SpaceX is acquiring Anysphere, the startup behind the popular AI coding assistant Cursor, in a deal valued at $60 billion, according to Reuters. The transaction positions Elon Musk's rocket company as a direct challenger to AI heavyweights Anthropic and OpenAI.
The move comes just two trading days after SpaceX's IPO, according to The Decoder, which also reported that the acquisition is designed to help the company's xAI division — described as struggling — close the gap with better-established rivals. Ars Technica summarized the strategic logic bluntly: "Separately, neither could compete. Now they hope they can."

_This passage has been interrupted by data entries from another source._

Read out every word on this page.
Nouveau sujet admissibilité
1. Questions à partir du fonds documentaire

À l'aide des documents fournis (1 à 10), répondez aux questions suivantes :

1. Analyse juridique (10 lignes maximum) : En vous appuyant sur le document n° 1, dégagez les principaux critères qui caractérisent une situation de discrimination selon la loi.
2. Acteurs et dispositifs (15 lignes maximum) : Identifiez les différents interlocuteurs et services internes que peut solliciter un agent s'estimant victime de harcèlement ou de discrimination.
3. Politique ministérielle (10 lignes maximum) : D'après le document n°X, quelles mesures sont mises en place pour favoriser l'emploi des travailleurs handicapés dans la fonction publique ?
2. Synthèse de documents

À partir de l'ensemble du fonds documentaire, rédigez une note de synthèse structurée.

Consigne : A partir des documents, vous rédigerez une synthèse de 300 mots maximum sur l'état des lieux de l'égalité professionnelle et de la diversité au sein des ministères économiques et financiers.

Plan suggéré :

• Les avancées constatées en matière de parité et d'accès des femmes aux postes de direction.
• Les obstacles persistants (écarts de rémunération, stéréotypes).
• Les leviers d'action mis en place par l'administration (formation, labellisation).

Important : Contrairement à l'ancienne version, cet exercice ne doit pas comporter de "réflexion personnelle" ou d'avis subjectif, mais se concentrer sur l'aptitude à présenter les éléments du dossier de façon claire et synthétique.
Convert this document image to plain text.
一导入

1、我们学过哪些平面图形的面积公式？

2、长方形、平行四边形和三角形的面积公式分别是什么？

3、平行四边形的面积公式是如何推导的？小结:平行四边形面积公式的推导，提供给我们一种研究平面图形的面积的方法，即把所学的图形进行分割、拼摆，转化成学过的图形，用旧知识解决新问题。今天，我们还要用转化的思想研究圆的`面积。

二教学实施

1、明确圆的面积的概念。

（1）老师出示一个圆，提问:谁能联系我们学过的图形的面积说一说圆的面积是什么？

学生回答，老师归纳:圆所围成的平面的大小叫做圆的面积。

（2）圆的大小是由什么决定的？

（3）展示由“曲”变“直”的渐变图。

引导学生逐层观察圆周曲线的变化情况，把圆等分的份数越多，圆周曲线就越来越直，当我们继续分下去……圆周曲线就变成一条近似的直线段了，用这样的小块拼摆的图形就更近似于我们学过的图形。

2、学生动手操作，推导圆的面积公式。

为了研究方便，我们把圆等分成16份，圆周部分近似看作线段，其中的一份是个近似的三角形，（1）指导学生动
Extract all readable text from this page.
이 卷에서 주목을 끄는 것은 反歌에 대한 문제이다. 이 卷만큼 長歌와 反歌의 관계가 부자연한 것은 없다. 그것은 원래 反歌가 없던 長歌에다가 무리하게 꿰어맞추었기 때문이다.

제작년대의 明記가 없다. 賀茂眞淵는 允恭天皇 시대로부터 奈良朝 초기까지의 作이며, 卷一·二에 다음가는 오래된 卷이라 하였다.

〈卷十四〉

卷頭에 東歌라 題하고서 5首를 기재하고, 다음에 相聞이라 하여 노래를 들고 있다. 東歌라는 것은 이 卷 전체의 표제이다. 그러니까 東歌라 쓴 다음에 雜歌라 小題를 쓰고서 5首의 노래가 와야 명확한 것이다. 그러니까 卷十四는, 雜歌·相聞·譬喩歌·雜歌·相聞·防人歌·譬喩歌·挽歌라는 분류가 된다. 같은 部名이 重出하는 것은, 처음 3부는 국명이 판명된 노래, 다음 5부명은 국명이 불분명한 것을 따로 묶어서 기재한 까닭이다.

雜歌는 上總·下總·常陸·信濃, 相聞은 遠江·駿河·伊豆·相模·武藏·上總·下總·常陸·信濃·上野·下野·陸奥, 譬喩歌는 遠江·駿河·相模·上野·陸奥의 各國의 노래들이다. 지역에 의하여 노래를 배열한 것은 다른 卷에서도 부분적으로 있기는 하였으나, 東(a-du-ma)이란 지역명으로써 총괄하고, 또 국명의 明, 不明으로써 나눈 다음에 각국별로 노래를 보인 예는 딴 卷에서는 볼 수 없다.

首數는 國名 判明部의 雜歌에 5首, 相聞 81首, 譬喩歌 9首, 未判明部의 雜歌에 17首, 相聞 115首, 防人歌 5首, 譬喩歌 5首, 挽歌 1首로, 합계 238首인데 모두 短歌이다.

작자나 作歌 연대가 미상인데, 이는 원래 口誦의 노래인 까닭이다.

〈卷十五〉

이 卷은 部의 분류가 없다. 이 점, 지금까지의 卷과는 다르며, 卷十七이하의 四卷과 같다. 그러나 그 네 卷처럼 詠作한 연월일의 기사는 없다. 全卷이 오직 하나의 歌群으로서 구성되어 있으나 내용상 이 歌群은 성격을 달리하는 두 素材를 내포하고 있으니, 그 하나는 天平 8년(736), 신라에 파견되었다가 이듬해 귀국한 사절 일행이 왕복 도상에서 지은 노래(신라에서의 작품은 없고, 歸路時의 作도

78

Cursor has become one of the most widely used AI-powered coding tools, suggesting, completing, and refactoring code in real time. Absorbing it gives SpaceX a consumer-facing AI product with an existing developer user base — something no rocket launch can provide.
The deal caps a dizzying stretch for the company. On June 16, SpaceX's market valuation topped $2.8 trillion, overtaking Amazon, according to Yahoo Finance. CNN noted that "SpaceX is having a week for the history books. It's only Tuesday."
The $60 billion price tag reflects the fierce competition — and soaring valuations — now attached to AI developer tools. The acquisition signals that the race to own the AI coding stack has expanded well beyond traditional software companies.
That matters because whoever controls the tools developers use to write software could effectively decide which AI models get embedded into the next generation of applications — handing SpaceX not just a product, but a powerful distribution channel for whatever AI ambitions it pursues next.